Nicholas Geffroy (c. 1761 - before February 9, 1839) was an American silversmith and watchmaker, active in Newport, Rhode Island.

Geffroy was born in Granville, Manche in France. He married Sarah Shaw in Newport on September 29, 1795, and before 1802 became a partner with her father, John Allen Shaw, as JOHN A. SHAW & Co. In June 1817 he was appointed Newport's Surveyor of Highways.

In a curious incident in 1801, a letter to President Thomas Jefferson was sent from someone purporting to be Geffroy. The letter detailed accusations against many citizens and office-holders, and insisted that "A purification is necessary, & we cannot be purified unless you cleanse the Augean Stable completely." Geffroy received a response from Jefferson, but doubted its authenticity and denied having ever written to the President. The United States Senator Christopher Ellery, a local resident, vouched for its authenticity and apparently impounded the letter for return to Jefferson. Ellery in turn accused Congressman John Rutledge Jr. of South Carolina, also then resident in Newport, of having forged this and another letter from Geffroy. These "Geffroy letters" were subsequently published in the Newport Rhode-Island Republican on September 18, 1802, under the headline "Rutledge's Letters To the President of the United States." As noted in that article, although Geffroy possessed some mastery of spoken English, it was doubted that he could write, "with any degree of correctness, a single sentence of the language." After a flurry of accusations and affidavits, Rutledge challenged Ellery to a duel, which he declined. Rutledge assaulted Ellery in January 1803, "publicly caning him and pulling him by the nose and ears". Although Rutledge vehemently maintained his innocence in the affair, he decided not to seek reelection in 1803 given the negative publicity.
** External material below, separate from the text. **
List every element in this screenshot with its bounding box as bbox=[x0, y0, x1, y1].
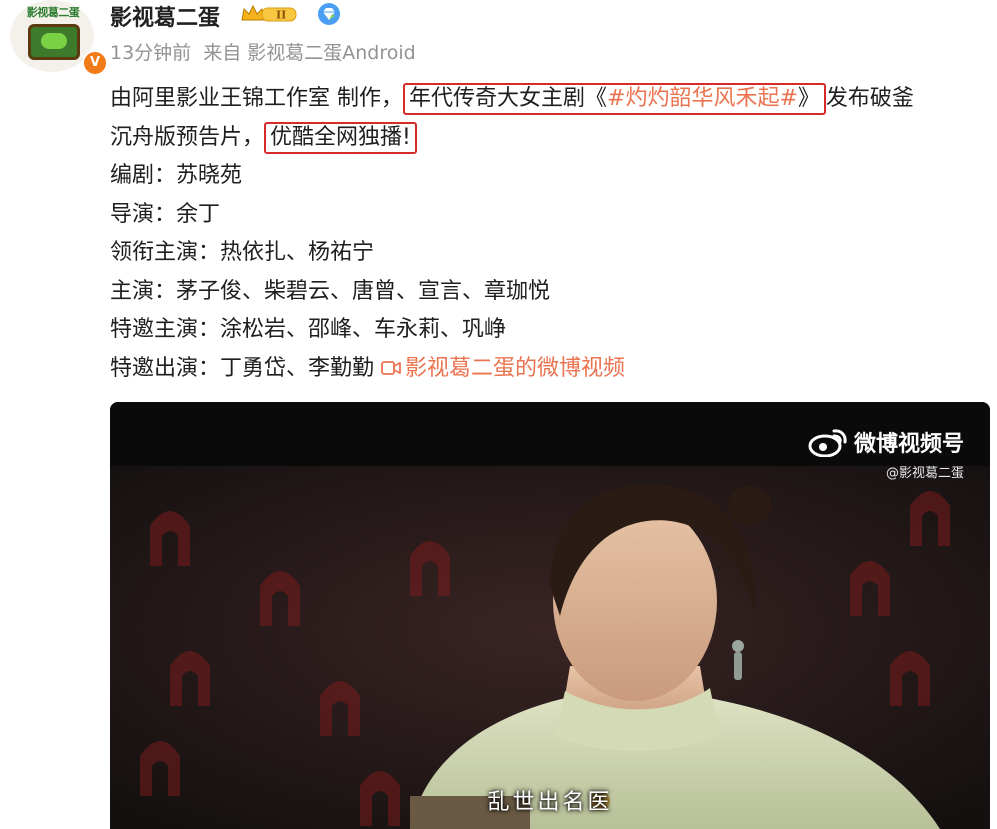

In another curious incident recorded by Channing, "a sudden and most malignant disease appeared in the house of Mr. Nicholas Geffroy... supposed to have originated from some foul substances thrown upon the ground occupied by Mr. Geffroy." Several of Geffroy's mechanics died within a few hours of being attacked, but the illness did not spread beyond a few houses on either side of Geffroy.

Geffroy's work is collected in the Metropolitan Museum of Art and Yale University Art Gallery.